Kepala Dinas Lingkungan Hidup DKI Jakarta, Asep Kuswanto mengungkapkan bahwa saat memasuki musim kemarau pada bulan Mei hingga Agustus, akan terjadi penurunan kualitas udara di wilayah DKI Jakarta, ditandai dengan meningkatnya konsentrasi PM2.5.
“Hal tersebut terjadi karena curah hujan dan kecepatan angin rendah mengakibatkan PM2.5 akan terakumulasi dan melayang di udara dalam waktu yang lama,” kata Asep di Jakarta, Jumat (16/6).
Hasil pantauan konsentrasi PM2.5 di Stasiun Pemantauan Kualitas Udara (SPKU) DLH DKI menunjukkan pola diurnal, mengindikasikan perbedaan pola antara siang dan malam hari. Konsentrasi PM2.5 cenderung mengalami peningkatan pada waktu dini hari hingga pagi dan menurun di siang hingga sore hari.
Pada periode akhir Mei-awal Juni konsentrasi rata-rata harian PM2.5 berada pada level 47,33- 49,34 µg/m3. Selama periode tanggal 21 Mei hingga 7 Juni 2023, konsentrasi PM2.5 di wilayah DKI mengalami penurunan kualitas udara dan berada dalam kategori sedang hingga kategori tidak sehat.
Sementara, Kepala Pusat Layanan Informasi Iklim Terapan BMKG Dr. Ardhasena Sopaheluwakan menjelaskan, proses pergerakan polutan udara seperti PM2.5 dipengaruhi oleh transport angin yang bergerak dari satu lokasi ke lokasi yang lain.
“Angin yang membawa PM2.5 dari sumber emisi dapat bergerak menuju lokasi lain, sehingga menyebabkan terjadinya potensi peningkatan konsentrasi PM2.5,” ungkap Ardhasena.
Selain itu, sambung dia, kelembaban udara relatif yang tinggi dapat menyebabkan munculnya lapisan inversi yang dekat dengan permukaan. Lapisan inversi merupakan lapisan di udara yang ditandai dengan peningkatan suhu udara. Seiring dengan peningkatan ketinggian lapisan.
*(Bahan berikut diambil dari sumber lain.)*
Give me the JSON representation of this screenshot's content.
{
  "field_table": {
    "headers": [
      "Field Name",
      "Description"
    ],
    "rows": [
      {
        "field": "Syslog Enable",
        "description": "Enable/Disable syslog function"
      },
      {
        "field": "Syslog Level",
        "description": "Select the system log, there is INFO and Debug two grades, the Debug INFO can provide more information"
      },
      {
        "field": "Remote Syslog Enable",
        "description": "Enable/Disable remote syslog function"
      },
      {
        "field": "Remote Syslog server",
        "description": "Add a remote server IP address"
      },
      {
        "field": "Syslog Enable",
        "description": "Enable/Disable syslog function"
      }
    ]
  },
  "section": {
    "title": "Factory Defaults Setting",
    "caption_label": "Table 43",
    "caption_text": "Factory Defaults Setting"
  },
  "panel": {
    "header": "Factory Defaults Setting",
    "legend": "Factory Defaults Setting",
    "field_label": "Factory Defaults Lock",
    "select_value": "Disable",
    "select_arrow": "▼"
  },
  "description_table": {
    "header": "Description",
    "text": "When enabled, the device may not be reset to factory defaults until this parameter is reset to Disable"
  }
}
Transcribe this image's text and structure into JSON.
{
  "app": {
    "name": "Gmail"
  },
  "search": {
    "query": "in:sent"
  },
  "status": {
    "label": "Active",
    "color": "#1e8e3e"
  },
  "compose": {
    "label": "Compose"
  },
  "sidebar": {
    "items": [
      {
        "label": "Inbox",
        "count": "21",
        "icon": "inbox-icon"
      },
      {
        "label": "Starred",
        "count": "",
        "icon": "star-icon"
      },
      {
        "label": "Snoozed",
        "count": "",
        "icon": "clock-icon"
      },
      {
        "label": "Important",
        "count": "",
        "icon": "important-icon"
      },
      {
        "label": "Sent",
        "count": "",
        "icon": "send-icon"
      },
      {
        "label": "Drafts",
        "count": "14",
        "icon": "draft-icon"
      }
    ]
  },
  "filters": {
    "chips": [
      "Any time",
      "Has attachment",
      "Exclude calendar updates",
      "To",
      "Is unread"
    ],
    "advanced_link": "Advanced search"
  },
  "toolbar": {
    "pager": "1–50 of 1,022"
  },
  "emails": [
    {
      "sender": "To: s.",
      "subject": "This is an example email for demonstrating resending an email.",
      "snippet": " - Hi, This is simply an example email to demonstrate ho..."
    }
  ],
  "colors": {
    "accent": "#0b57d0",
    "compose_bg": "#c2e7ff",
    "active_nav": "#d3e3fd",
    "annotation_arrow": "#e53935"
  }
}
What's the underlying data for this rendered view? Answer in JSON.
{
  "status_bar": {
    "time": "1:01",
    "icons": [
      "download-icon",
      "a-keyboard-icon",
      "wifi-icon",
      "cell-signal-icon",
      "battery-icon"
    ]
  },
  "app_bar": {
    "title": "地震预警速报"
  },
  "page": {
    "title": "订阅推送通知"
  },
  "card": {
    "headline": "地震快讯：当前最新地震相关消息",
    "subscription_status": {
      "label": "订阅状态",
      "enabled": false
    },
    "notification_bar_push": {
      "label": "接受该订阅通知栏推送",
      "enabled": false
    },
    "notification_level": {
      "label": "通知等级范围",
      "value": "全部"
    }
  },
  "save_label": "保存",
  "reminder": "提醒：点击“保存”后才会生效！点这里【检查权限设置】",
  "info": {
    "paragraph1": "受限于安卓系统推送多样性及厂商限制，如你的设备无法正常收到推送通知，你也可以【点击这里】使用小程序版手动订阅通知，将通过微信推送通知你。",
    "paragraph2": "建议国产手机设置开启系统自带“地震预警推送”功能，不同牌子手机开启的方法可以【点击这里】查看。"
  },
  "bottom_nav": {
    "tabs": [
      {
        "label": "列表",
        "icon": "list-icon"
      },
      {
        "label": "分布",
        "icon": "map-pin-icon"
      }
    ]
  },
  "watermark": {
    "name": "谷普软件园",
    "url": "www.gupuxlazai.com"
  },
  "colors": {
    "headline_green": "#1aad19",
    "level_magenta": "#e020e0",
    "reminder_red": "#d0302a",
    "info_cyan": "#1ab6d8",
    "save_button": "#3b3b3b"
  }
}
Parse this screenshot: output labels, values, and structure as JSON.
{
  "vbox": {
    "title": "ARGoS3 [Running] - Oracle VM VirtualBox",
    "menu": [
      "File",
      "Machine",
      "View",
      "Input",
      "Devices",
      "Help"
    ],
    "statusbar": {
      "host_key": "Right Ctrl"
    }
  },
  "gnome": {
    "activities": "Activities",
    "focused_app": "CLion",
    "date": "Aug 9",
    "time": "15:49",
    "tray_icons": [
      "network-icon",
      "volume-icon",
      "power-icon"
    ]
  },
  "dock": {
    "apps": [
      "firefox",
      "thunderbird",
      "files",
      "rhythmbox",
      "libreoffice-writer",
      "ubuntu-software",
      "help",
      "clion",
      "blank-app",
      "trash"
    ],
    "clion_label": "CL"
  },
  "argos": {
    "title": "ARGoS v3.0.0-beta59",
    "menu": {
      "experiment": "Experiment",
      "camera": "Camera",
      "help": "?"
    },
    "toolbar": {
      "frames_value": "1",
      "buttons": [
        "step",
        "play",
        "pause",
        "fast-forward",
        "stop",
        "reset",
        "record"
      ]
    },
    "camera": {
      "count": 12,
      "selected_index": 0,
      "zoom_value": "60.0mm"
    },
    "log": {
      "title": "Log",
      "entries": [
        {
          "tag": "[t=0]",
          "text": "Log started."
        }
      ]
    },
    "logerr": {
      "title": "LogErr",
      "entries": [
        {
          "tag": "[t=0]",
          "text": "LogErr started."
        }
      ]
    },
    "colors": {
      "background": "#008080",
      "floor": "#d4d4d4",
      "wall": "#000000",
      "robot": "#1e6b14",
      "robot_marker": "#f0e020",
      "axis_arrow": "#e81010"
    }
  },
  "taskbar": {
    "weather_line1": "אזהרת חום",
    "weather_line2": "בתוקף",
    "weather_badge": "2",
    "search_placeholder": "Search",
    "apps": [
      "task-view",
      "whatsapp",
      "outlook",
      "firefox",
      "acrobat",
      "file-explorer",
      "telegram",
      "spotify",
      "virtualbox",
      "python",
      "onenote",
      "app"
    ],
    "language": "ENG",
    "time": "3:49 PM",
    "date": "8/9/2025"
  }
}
“Dampak dari keberadaan lapisan inversi menyebabkan PM2.5 yang ada di permukaan menjadi tertahan, tidak dapat bergerak ke lapisan udara lain, dan mengakibatkan akumulasi konsentrasinya yang terukur di alat monitoring,” tukas Ardhasena.
Sementara itu, Direktur Pengendalian Pencemaran Udara KLHK, Luckmi Purwandari menyampaikan, berdasar Peraturan Menteri LHK 14 tahun 2020 tentang Indeks Standar Pencemar Udara (ISPU) bahwa kualitas udara diklasifikasikan menjadi lima yaitu baik, sedang/moderate, tidak sehat, sangat tidak sehat, dan berbahaya.
Dia mengungkapkan, perhitungan ISPU hasil pemantauan kualitas udara di stasiun pemantau Gelora Bung Karno Jakarta selama tahun 2020-Juni 2023 menunjukkan kondisi udara Jakarta cenderung masuk dalam klasifikasi ‘sedang/moderate’.
“Namun pada waktu tertentu di musim kemarau berada klasifikasi tidak sehat yaitu bulan Agustus 2020, Mei-Juli 2021, dan Juni-Agustus 2022, dan Juni 2023,” ungkapnya.
Kondisi udara tidak sehat adalah kondisi udara dengan nilai ISPU pada rentang 101-200. Artinya tingkat kualitas udara yang bersifat merugikan pada manusia, hewan, dan tumbuhan.
“Kondisi baik buruknya kualitas udara dalam bentuk nilai ISPU termasuk petunjuk tentang apa yang harus dilakukan oleh masyarakat di 56 lokasi stasiun pemantau kualitas udara di Indonesia,” ujar Luckmi. (Joesvicar Iqbal)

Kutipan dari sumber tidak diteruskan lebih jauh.